Tuesday, December 22, 2009

Richmond goes radioactive for the holidays

HMC2-a local marketing agency reputed to provide "holistic marketing solutions," has just produced a shiny new ad campaign intended to "help" Vermonters understand the "facts" about Vermont Yankee. Their "fact" page spins a delightful fallout scenario of what could happen if the state decides not to re-license the outdated and damaged facility…rioting in the streets, skyrocketing heating bills, and Vermont will no longer be considered a "green" state…are you kidding me?

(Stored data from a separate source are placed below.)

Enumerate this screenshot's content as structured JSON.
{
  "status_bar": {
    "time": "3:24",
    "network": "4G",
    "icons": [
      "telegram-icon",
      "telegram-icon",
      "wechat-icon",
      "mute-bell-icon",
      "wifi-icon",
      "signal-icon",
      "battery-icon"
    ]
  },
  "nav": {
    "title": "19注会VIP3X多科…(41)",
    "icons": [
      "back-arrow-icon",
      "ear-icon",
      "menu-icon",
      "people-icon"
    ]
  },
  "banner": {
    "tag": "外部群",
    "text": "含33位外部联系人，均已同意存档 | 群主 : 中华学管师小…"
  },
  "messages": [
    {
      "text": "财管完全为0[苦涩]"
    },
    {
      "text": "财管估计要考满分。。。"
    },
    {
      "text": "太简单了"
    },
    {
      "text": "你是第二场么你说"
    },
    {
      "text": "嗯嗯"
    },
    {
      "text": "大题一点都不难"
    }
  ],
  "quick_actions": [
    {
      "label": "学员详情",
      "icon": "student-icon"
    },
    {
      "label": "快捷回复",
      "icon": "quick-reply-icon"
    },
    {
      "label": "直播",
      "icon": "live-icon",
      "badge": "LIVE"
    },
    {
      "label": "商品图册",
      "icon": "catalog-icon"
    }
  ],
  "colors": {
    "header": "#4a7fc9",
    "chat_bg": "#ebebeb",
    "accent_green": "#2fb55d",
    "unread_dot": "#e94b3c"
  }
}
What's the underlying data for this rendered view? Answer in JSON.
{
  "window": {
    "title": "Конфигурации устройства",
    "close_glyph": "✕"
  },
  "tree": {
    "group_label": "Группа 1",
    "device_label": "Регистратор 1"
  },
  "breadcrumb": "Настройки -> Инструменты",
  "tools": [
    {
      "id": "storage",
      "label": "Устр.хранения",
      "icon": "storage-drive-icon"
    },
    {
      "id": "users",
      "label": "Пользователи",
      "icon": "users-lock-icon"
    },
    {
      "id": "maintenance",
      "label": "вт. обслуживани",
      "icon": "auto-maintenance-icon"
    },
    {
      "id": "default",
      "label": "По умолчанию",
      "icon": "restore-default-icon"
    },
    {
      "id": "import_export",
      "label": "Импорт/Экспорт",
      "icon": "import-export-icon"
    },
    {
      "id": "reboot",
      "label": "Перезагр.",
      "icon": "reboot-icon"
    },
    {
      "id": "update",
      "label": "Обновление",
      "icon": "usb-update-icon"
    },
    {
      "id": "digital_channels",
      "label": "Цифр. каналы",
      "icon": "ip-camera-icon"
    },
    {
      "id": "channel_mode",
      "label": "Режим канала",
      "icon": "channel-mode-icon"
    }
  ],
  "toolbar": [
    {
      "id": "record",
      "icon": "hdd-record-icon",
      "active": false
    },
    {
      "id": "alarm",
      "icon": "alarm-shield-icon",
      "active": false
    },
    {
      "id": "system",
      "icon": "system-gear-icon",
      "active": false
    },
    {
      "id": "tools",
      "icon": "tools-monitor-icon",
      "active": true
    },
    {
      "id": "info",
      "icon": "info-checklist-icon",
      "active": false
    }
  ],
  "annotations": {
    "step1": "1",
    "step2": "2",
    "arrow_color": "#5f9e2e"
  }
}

HMC2's nifty little campaign fails to acknowledge that our state's unnecessary dependence on Vermont Yankee has hindered renewable energy development for years…you know-the projects intended to reduce your electric bill, stabilize and sustain the economy, create jobs and reduce global climate change.


But it's cool-I have to step back on a pretty regular basis and remind myself that I live in a town where half of the selectboard fears a productive discourse, our hometown gubernatorial candidate is as quiet and conventional as the Cheerios I ate this morning, and despite our region's firm commitment to sustainable, entrepreneurial and innovative ventures-our state rep won't say "no" to a crumbling nuclear facility...I guess having a marketing agency that supports global warming is pretty much par for the course.

Tuesday, December 8, 2009

Mary Houle: The Secret Socialist

Armed with a can of SPAM, selectboard malcontent Mary "The Hooligan" Houle quelled a gathering of Conservation Reserve Fund insurgents at last night's selectboard meeting. Slamming her pen against the table, as if wielding Thor's hammer, Houle announced that she was "leaving the meeting. " She proceeded to her timeout chair in the hallway before returning as a member of the audience. The baffled group could only describe her behavior as "poor form." Without a quorum to vote, the meeting proceeded uncomfortably for some time. Houle, channeling the will of Hugo Chávez on a coca induced hunger strike, forced the meeting to continue until 5AM, before returning to the table for her can of SPAM. She then forced the group to watch her consume the can, in its entirety, before moving to adjourn. Eric Filkhorn seconded the motion.


I highly recommend that everyone watch this theatrical performance on MMCTV this weekend or grab a DVD copy at the Richmond Free Library. After watching the last half hour (when it gets interesting) ask yourself one simple question: who the hell voted her onto the selectboard?